As investigations in both material and life sciences become more demanding, it’s important to study samples in their natural state regardless of the microscope performance. In most cases, samples are far too big to be imaged as they are, so cutting and sectioning is the first step for sample preparation.
If you require an instrument that can:
Cut any material from the softest to the hardest samples?
Cut without over-heating the sample?
Produce a cut that is clean, smooth, splinter-free, burr-free and with sharp edges?
Cut homogeneous or non-homogeneous materials?
Cut without dimensional deformations?
Cut without structural modifications?
In which case, WELL Diamond Wire Saws and Agar Scientific can offer the right solution.
The Future of Sample Preparation
Wednesday 3rd July, 15:00 – 15:30, Workshop 1. Presented by Guillame Lardon and William Magnin from Lam Plan
Lam Plan has been developing, manufacturing and selling lapping and polishing products since 1936. All over the world, the company has been helping its customers reach their objectives by designing efficient machines combined with effect abrasives and polishes.
We built our expertise initially in the lapping industry, taking care of flatness and surface finishing.

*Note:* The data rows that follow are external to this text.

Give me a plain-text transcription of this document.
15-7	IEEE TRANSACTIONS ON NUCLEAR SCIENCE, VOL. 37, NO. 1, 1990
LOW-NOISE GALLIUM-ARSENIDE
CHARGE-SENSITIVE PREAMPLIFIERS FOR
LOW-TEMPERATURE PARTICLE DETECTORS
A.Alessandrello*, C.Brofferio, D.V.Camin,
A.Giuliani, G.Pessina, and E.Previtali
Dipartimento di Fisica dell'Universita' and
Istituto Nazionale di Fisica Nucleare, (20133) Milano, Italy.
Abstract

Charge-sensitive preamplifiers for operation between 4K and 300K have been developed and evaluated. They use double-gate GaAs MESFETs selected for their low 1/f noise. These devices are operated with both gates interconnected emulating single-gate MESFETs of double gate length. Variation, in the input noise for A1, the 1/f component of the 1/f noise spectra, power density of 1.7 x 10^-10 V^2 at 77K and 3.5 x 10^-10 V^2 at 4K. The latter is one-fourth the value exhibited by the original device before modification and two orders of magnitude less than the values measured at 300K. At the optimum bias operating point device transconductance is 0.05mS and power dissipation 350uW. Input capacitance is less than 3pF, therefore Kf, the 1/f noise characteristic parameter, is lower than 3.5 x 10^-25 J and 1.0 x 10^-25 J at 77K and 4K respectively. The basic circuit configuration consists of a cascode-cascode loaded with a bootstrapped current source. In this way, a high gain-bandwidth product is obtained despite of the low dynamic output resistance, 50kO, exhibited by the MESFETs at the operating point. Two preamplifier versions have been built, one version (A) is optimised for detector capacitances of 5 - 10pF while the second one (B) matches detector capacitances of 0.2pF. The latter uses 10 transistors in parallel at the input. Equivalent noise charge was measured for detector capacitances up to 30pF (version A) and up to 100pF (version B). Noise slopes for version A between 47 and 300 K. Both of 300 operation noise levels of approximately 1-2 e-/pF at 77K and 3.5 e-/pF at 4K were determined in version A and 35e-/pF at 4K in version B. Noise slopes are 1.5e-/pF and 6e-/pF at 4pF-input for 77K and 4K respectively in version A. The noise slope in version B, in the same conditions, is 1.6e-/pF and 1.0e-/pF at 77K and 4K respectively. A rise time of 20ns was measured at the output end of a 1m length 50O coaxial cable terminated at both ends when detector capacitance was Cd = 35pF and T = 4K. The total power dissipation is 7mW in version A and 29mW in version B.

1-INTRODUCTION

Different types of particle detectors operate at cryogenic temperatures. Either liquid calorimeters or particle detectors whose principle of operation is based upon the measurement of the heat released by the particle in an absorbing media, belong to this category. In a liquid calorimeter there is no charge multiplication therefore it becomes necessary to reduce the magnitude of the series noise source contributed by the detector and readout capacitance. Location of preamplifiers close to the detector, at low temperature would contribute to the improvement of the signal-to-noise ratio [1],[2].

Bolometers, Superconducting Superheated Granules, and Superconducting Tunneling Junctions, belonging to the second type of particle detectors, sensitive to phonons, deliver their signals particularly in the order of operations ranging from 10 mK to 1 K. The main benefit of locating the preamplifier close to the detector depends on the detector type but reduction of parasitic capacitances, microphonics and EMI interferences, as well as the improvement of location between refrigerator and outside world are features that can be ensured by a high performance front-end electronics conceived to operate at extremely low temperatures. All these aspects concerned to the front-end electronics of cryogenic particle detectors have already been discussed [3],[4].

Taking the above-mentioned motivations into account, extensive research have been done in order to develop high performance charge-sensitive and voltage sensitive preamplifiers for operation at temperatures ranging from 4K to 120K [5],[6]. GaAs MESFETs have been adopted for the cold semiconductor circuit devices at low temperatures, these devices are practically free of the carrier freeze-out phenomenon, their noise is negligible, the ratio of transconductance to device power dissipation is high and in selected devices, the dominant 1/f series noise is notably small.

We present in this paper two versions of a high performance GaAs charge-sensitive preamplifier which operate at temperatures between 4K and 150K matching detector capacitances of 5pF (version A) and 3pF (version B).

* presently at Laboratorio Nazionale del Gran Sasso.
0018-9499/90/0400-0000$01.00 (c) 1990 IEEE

Thanks to the knowledge gained in this industry, we began to develop (20+ years ago) our own consumables and machines dedicated to sample preparation.

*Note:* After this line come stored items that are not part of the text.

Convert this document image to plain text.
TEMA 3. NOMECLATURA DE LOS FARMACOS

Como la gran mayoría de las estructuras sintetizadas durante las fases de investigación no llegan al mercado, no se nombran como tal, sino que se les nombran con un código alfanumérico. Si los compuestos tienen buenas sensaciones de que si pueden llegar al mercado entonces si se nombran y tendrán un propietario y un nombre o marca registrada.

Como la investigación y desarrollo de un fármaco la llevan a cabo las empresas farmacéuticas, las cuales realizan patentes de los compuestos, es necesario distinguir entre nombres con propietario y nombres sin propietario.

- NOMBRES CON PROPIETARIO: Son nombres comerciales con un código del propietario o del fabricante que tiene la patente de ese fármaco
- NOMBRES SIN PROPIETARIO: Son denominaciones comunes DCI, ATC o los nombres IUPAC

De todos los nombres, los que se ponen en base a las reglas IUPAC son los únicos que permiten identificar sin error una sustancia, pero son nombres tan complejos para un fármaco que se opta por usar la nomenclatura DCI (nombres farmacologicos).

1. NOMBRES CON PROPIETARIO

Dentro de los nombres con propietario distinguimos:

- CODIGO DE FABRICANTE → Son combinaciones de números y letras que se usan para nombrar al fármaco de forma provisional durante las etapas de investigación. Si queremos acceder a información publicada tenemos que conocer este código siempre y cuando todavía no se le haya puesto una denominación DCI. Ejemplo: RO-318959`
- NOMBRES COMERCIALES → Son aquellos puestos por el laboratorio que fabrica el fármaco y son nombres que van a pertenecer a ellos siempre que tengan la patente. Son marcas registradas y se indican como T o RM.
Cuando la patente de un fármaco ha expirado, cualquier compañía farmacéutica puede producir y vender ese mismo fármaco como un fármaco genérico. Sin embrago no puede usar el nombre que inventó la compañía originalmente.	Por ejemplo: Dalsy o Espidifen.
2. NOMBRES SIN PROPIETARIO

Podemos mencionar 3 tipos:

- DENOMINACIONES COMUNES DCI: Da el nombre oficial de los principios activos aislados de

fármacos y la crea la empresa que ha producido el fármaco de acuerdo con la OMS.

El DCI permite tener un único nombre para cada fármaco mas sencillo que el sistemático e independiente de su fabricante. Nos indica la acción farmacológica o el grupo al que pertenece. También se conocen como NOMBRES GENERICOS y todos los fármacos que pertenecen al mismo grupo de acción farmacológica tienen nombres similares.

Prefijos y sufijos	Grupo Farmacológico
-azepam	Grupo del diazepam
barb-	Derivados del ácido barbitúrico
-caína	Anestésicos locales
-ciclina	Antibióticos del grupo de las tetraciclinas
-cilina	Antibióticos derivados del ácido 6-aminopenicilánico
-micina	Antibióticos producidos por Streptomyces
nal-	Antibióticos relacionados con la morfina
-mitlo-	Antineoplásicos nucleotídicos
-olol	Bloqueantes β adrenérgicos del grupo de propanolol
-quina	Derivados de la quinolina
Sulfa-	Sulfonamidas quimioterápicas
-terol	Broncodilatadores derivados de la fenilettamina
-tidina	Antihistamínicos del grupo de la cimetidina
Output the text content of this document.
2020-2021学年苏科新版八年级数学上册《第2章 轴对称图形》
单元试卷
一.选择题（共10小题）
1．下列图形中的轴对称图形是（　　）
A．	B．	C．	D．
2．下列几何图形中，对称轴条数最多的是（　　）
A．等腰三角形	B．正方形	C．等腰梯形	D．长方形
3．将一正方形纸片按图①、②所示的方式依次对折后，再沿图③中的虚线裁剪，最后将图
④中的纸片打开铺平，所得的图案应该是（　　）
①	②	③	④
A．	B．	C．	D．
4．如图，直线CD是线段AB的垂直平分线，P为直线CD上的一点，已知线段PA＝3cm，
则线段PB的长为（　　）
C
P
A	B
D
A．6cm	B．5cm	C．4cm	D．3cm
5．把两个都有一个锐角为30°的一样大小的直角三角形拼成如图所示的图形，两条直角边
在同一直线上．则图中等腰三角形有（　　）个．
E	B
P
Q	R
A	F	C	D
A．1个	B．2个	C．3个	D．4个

Nowadays, Lam Plan has become a specialist in various industries, such as scientific, automotive, aeronautic, watchmaking as well as heat treatment. We understand that sample preparation is always expensive, time-consuming and skilful. This is why, with our testing room and laboratory, we are able to provide full support to our customers in order to allow them to reach their objectives, as well as help them in making a more efficient preparation.
This workshop will be a unique opportunity to present you an actual example of sample preparation improvement, with a company working in the aeronautic industry.